Al oírlo, Constance abrió mucho los ojos y se aferró a su tutor.
–¡No! –exclamó apasionadamente–. ¡No, ahí no quiero volver por nada del mundo!
Pendergast la rodeó enseguida con sus brazos.
–Constance…
–¡Sabe muy bien hasta qué punto me recuerda viejos tiempos! Oscuridad, cosas terribles… ¡No, no estoy dispuesta a que me lo recuerden nunca más!
–Escúchame, Constance: es el único sitio donde estarás a salvo. Y yo solo podré hacer lo que tengo que hacer si sé que estás a salvo.
Constance no respondió. Pendergast la abrazó con más fuerza.
–¿Me lo prometes?
La joven apoyó la frente en el pecho de su tutor.
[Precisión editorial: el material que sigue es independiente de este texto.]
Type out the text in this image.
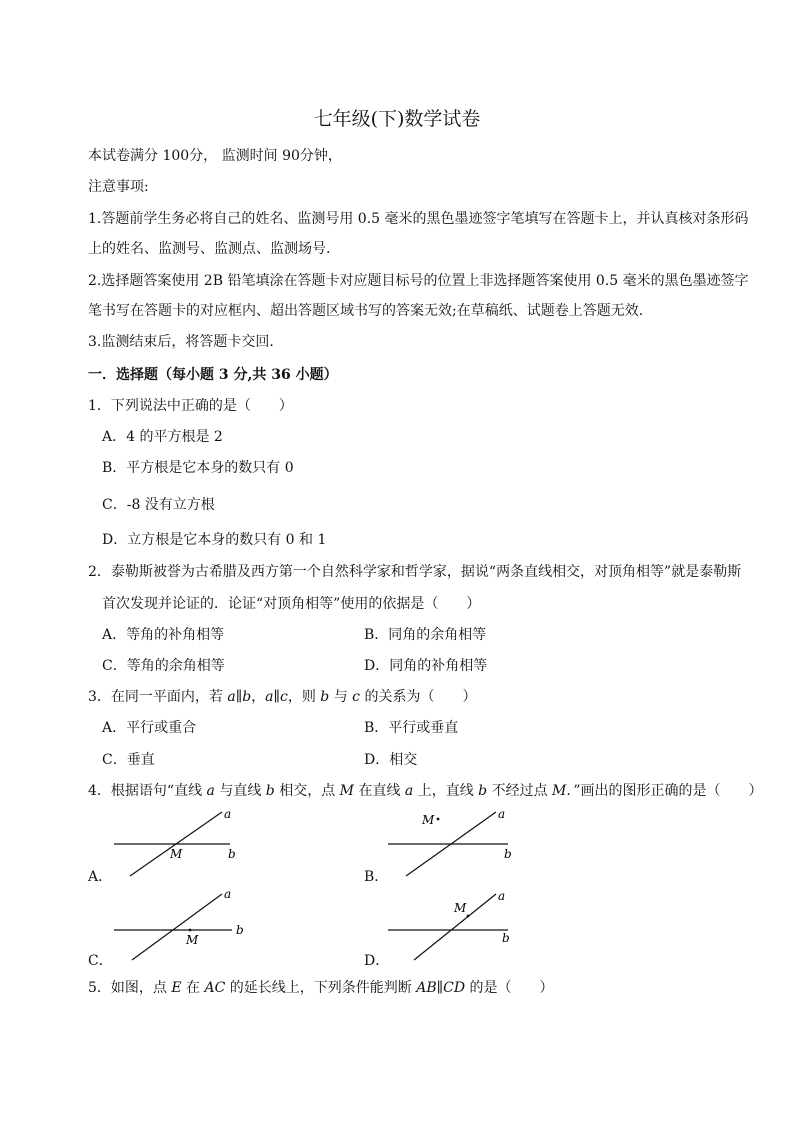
七年级(下)数学试卷
本试卷满分 100分， 监测时间 90分钟，
注意事项:
1.答题前学生务必将自己的姓名、监测号用 0.5 毫米的黑色墨迹签字笔填写在答题卡上，并认真核对条形码
上的姓名、监测号、监测点、监测场号.
2.选择题答案使用 2B 铅笔填涂在答题卡对应题目标号的位置上非选择题答案使用 0.5 毫米的黑色墨迹签字
笔书写在答题卡的对应框内、超出答题区域书写的答案无效;在草稿纸、试题卷上答题无效.
3.监测结束后，将答题卡交回.
一．选择题（每小题 3 分,共 36 小题）
1．下列说法中正确的是（　　）
A．4 的平方根是 2
B．平方根是它本身的数只有 0
C．-8 没有立方根
D．立方根是它本身的数只有 0 和 1
2．泰勒斯被誉为古希腊及西方第一个自然科学家和哲学家，据说“两条直线相交，对顶角相等”就是泰勒斯
首次发现并论证的．论证“对顶角相等”使用的依据是（　　）
A．等角的补角相等	B．同角的余角相等
C．等角的余角相等	D．同角的补角相等
3．在同一平面内，若 a∥b，a∥c，则 b 与 c 的关系为（　　）
A．平行或重合	B．平行或垂直
C．垂直	D．相交
4．根据语句“直线 a 与直线 b 相交，点 M 在直线 a 上，直线 b 不经过点 M．”画出的图形正确的是（　　）
A．
a
b
M
B．
a
b
M
C．
a
b
M
D．
a
b
M
5．如图，点 E 在 AC 的延长线上，下列条件能判断 AB∥CD 的是（　　）
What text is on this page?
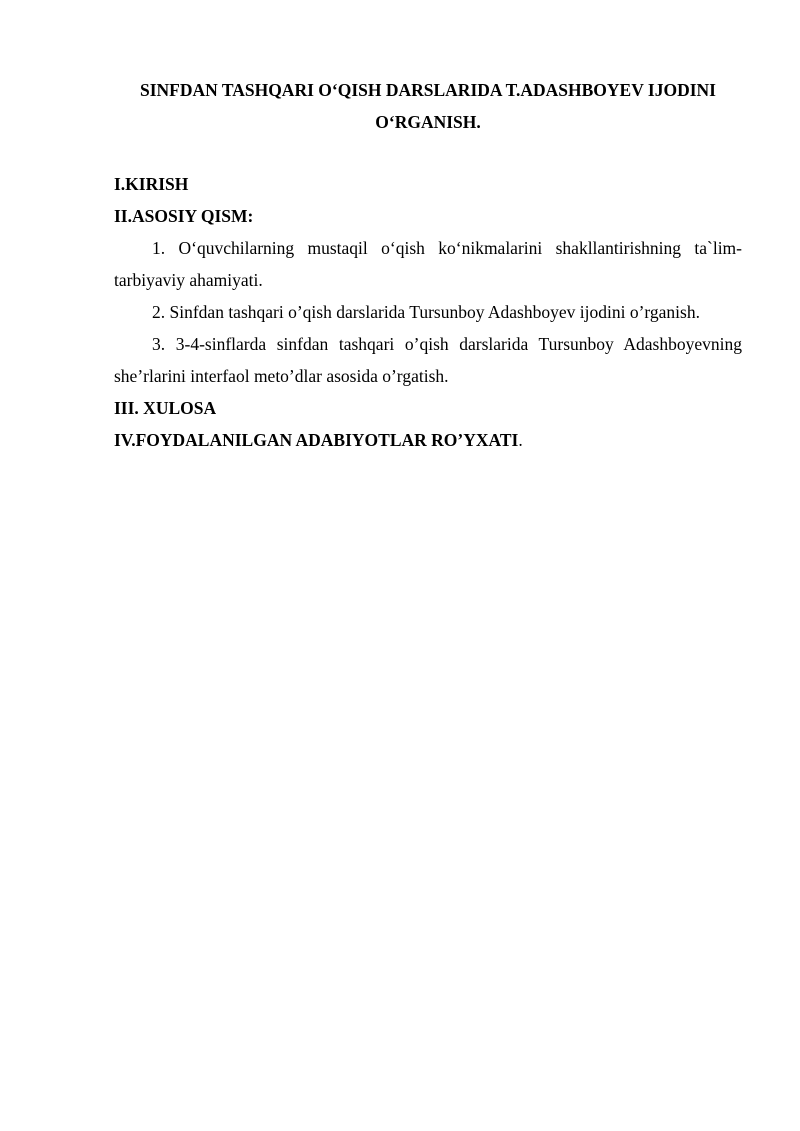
SINFDAN TASHQARI O‘QISH DARSLARIDA T.ADASHBOYEV IJODINI O‘RGANISH.

I.KIRISH

II.ASOSIY QISM:

1. O‘quvchilarning mustaqil o‘qish ko‘nikmalarini shakllantirishning ta`lim-tarbiyaviy ahamiyati.

2. Sinfdan tashqari o’qish darslarida Tursunboy Adashboyev ijodini o’rganish.

3. 3-4-sinflarda sinfdan tashqari o’qish darslarida Tursunboy Adashboyevning she’rlarini interfaol meto’dlar asosida o’rgatish.

III. XULOSA

IV.FOYDALANILGAN ADABIYOTLAR RO’YXATI.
–Aloysius –dijo–, no han pasado muchos meses desde la última vez que estuvimos arriba, en la biblioteca. ¿Se acuerda de que me leía los periódicos?
Pendergast asintió.
–Pues estaba empezando a entenderlo. Me sentía como cuando se bucea durante mucho tiempo y se nada hacia la superficie. Lo que deseo es eso, no volver… allá abajo. ¿Verdad que me entiende, Aloysius?
Pendergast le acarició con suavidad la frente.
–Lo entiendo, sí, y todo será como deseas, Constance; te prometo que mejorarás, pero primero debemos superar esta prueba. ¿Me ayudarás?
Ella asintió.
Pendergast bajó lentamente los brazos. Después cogió entre sus manos la frente de Constance y la aproximó a su boca para besarla dulcemente.
–Me tengo que ir.
Se giró raudo para fundirse de nuevo con la oscuridad, que lo esperaba.